# Can not boot install disk



## emamarro (May 6, 2009)

Hallo,
I'm coming from archlinux and want to try freebsd.
I burned 7.2 release disk1 and try to install but always stops when getting to internal HD 
ad0: 19645MB SAMSUNG  

So I tryed on a newer pc to check the media but the disk run fine and I can get the install window.

Is there anything I can do to install on the old pc?

Thank you very much


----------



## tangram (May 6, 2009)

You need to provide more information, namely which hardware (chipset and so on).


----------



## emamarro (May 6, 2009)

thank you,here it is:

AMD Athlon 750mhz
i686
memtotal 510556kb
vga ati 

ciao


----------



## tangram (May 6, 2009)

Btw did you have a look at http://www.freebsd.org/releases/7.2R/errata.html first open issue?


----------



## emamarro (May 6, 2009)

Thank you ,I also tried with livefs cdrom and stops booting at same pointt  with detailed output GEOM ( may be referring to geometry of HD..)

[20090501] Some machines do not recognize the i386 disc1 as bootable and fall through to booting off the next boot device. All affected machines did see the other discs as bootable.
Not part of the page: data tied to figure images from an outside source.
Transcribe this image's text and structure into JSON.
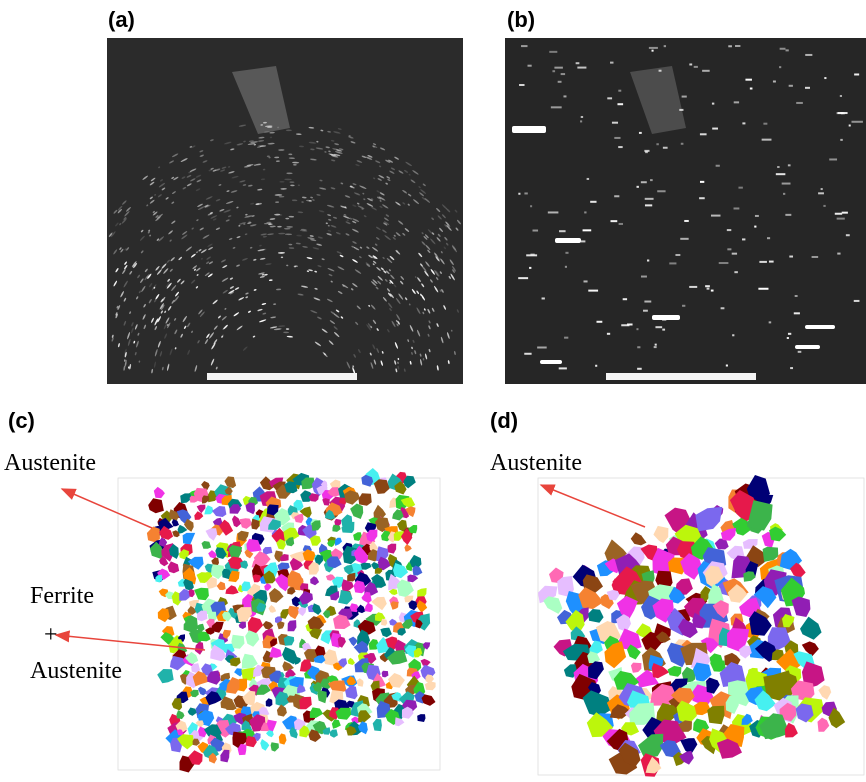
{
  "panels": [
    {
      "label": "(a)"
    },
    {
      "label": "(b)"
    },
    {
      "label": "(c)",
      "annotations": [
        "Austenite",
        "Ferrite",
        "+",
        "Austenite"
      ]
    },
    {
      "label": "(d)",
      "annotations": [
        "Austenite"
      ]
    }
  ]
}
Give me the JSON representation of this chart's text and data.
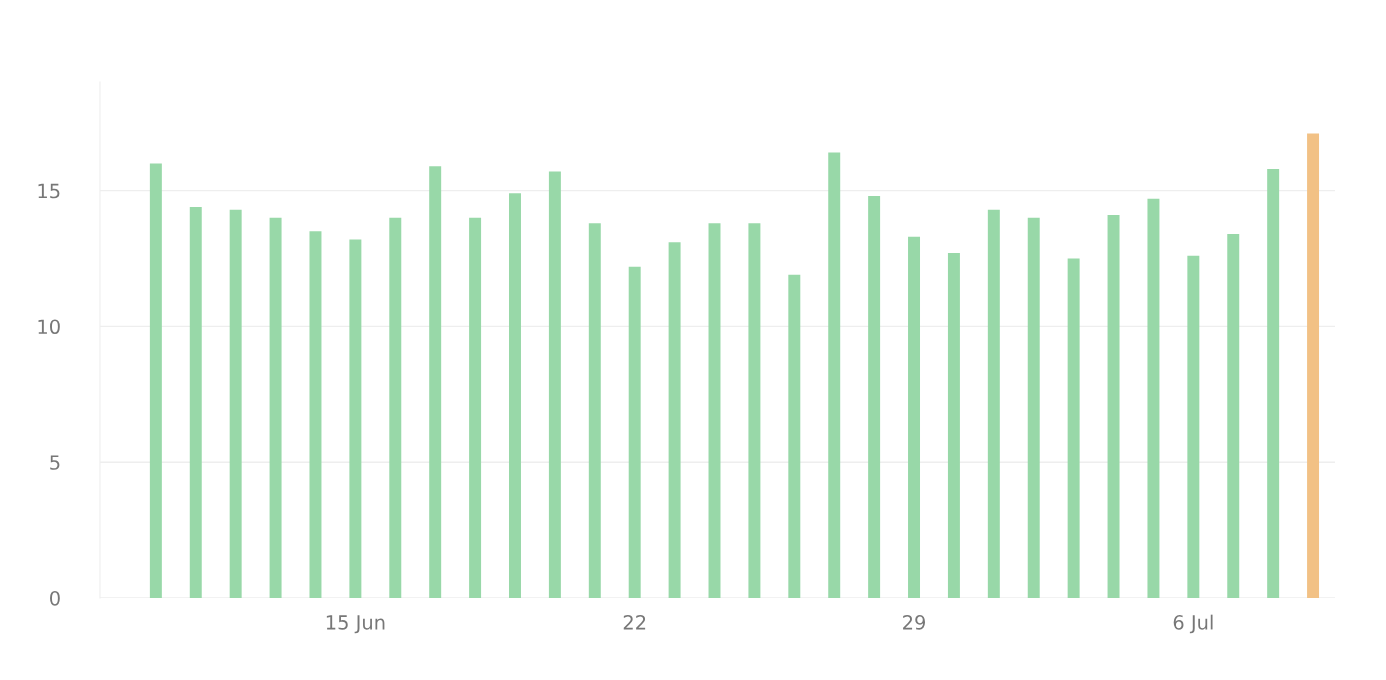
{
  "chart_data": {
    "type": "bar",
    "categories": [
      null,
      null,
      null,
      null,
      null,
      "15 Jun",
      null,
      null,
      null,
      null,
      null,
      null,
      "22",
      null,
      null,
      null,
      null,
      null,
      null,
      "29",
      null,
      null,
      null,
      null,
      null,
      null,
      "6 Jul",
      null,
      null,
      null
    ],
    "values": [
      16.0,
      14.4,
      14.3,
      14.0,
      13.5,
      13.2,
      14.0,
      15.9,
      14.0,
      14.9,
      15.7,
      13.8,
      12.2,
      13.1,
      13.8,
      13.8,
      11.9,
      16.4,
      14.8,
      13.3,
      12.7,
      14.3,
      14.0,
      12.5,
      14.1,
      14.7,
      12.6,
      13.4,
      15.8,
      17.1
    ],
    "colors": [
      "#98d8a8",
      "#98d8a8",
      "#98d8a8",
      "#98d8a8",
      "#98d8a8",
      "#98d8a8",
      "#98d8a8",
      "#98d8a8",
      "#98d8a8",
      "#98d8a8",
      "#98d8a8",
      "#98d8a8",
      "#98d8a8",
      "#98d8a8",
      "#98d8a8",
      "#98d8a8",
      "#98d8a8",
      "#98d8a8",
      "#98d8a8",
      "#98d8a8",
      "#98d8a8",
      "#98d8a8",
      "#98d8a8",
      "#98d8a8",
      "#98d8a8",
      "#98d8a8",
      "#98d8a8",
      "#98d8a8",
      "#98d8a8",
      "#f2c185"
    ],
    "ylim": [
      0,
      19
    ],
    "yticks": [
      0,
      5,
      10,
      15
    ],
    "grid": "y"
  }
}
As a workaround, you can boot using the bootonly or livefs CDROM and then swap in disc1 once sysinstall(8) starts.


----------



## tangram (May 6, 2009)

Can you extract the exact error message?


----------



## emamarro (May 6, 2009)

no luck..:\
I tried with livefs cd prompt stops after this line:

md0: Preloaded image </boot/mfsroot> 4423680 bytes at 0xc0dfab28


----------